Why Tenure Matters

March 10, 2015
Cynthia DiBartolo, CEO, Tigress Financial Partners

In his 2015 State of the State address Governor Andrew Cuomo, speaking about the challenges facing New York’s public schools, attacked teacher tenure, claiming that it protects ineffective educators from being fired.  To me this seemed like classic scapegoating, but to my surprise, many of my colleagues in the business community echoed similar views.

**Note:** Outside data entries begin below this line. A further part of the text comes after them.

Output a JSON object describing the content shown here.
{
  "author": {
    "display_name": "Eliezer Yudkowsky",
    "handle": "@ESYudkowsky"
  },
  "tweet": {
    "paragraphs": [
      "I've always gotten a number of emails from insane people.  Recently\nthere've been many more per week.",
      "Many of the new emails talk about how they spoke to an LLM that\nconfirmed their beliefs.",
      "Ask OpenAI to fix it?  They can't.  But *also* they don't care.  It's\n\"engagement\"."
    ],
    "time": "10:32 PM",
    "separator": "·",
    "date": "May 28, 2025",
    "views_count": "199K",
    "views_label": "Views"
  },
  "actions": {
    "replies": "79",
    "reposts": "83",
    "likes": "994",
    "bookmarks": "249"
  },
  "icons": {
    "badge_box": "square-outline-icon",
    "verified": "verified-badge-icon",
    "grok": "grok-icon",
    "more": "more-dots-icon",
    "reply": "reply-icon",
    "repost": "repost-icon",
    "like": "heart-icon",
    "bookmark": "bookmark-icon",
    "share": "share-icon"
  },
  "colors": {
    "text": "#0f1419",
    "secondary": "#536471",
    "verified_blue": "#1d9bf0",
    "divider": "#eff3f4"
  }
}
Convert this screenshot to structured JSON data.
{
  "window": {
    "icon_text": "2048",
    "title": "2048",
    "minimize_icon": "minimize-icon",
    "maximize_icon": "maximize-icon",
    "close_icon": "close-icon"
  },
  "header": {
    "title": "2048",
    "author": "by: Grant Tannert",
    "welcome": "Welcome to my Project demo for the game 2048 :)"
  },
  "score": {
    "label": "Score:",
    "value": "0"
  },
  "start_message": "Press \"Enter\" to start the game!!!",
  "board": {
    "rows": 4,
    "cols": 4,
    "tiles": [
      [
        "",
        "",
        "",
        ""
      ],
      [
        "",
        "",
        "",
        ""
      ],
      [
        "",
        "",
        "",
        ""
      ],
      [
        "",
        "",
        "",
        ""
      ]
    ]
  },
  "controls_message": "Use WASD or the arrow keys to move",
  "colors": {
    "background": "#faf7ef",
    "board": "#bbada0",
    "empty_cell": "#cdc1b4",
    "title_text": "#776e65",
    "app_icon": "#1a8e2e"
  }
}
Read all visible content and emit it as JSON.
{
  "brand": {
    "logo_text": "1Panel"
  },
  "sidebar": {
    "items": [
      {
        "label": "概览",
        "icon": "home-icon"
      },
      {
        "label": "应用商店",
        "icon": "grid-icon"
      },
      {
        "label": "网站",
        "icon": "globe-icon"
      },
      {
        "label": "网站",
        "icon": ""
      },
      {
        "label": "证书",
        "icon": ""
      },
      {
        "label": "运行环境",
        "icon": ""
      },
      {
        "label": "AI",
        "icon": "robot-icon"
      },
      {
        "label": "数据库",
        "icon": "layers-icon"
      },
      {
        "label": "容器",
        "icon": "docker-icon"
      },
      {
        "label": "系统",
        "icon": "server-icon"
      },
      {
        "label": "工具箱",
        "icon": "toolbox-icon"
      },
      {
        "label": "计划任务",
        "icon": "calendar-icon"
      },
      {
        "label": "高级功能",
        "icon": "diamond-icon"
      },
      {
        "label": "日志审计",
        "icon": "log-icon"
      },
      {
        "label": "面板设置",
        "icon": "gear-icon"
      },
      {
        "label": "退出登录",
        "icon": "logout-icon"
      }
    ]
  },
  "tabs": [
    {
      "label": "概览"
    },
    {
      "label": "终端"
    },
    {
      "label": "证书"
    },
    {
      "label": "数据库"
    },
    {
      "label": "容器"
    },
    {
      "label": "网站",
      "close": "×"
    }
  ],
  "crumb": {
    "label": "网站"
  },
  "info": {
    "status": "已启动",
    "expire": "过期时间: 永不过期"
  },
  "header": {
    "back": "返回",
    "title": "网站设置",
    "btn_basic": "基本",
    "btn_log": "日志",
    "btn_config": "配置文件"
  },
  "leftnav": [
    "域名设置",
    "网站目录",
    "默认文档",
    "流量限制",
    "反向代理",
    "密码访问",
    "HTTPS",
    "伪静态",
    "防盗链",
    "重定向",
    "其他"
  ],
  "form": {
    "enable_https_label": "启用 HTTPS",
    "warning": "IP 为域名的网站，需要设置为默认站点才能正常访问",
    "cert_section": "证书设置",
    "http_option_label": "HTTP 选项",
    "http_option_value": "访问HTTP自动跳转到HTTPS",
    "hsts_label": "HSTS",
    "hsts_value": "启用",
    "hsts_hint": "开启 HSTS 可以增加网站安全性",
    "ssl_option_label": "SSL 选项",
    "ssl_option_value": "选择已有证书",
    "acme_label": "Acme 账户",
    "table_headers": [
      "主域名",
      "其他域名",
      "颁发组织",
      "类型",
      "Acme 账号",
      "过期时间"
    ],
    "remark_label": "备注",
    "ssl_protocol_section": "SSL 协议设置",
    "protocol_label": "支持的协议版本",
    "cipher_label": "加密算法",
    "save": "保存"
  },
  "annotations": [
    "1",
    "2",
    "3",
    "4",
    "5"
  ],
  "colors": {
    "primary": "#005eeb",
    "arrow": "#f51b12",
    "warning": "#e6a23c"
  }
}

I believe many New Yorkers, especially those in the business sector, simply do not understand tenure, its real functions and value, and that their views are too often informed by myths that have been increasingly circulated by private sector ‘reform’ advocates and for-profit charter organizations.
A common misconception is that tenure guarantees teachers a job for life.  This is simply untrue.  Tenure ensures the right of a veteran teacher to a fair hearing in the event that charges are levied against them that could end their career, and protects them from being dismissed for unfair, political, or discriminatory reasons.  Tenure has been revised in New York three times in recent years to ensure that due process hearings are expeditious and fair, and a majority of these cases are settled before a hearing is even required.
Some even claim that tenure is merely a tool used by unions to maintain and strengthen membership. In fact, unions do not negotiate tenure.  Tenure was first enacted in New York in 1897 to protect teachers against unfair firing, 70 years before public sector unions gained the right to bargain.
Another misconception is that tenure serves no function other than to protect teachers from unfair dismissal.  Tenure is also critical in ensuring teachers have the freedom to provide our children with a rounded, full education.  Without tenure, teachers and classrooms can become hostage to political censorship or the prejudice of private interests and individuals.
Tenured teachers have earned the right to voice their opposition to (or simply their disagreement with) education boards or administrators over issues like ineffective teaching modules, over-testing, or lack of academic resources.  Without tenure, teachers have no protection from being fired for speaking out on behalf of their curriculum, their peers, their students, or their school.
Tenure affords teachers the freedom to innovate and implement creative and relevant curricula, without fear of reprisal.  This is critical for any quality educator, especially now, when teachers are increasingly threatened by blanket “reform” legislation and standardized test based evaluation systems that intimidate them, administrators, and principles, into moving education away from real learning toward the mere recitation of material needed to pass a test and earn an “effective” rating.
Cuomo seems to think that a standardized test based evaluation system can be used to identify and dispose of bad teachers.  Just fill in the scores and supposedly you can get fair, objective, accurate results that can be used to make the tough decisions needed to reform our public schools.  This is an incredible oversimplification that ignores (among other things) the circumstance and context of the school, the students, and the teachers in question.  Any effective reform to our school system must acknowledge and respect these differences, not simply ignore them or try to cover them up.
We need high standards for both teachers and students, however, I find no reason to believe that eroding due process rights for our educators will help us address student achievement in New York.  Business, labor, and government depend on quality education available to all in order for our economy and society at large to succeed.  This is impossible if we do not provide our veteran teachers the protection they deserve and the opportunity to teach our children to the best of their ability.
Cynthia DiBartolo is the CEO of Tigress Financial Partners.   Ms. DiBartolo is a Chairperson of the Greater New York Chamber of Commerce and serves as an Executive Board Member of the Business and Labor Coalition of New York.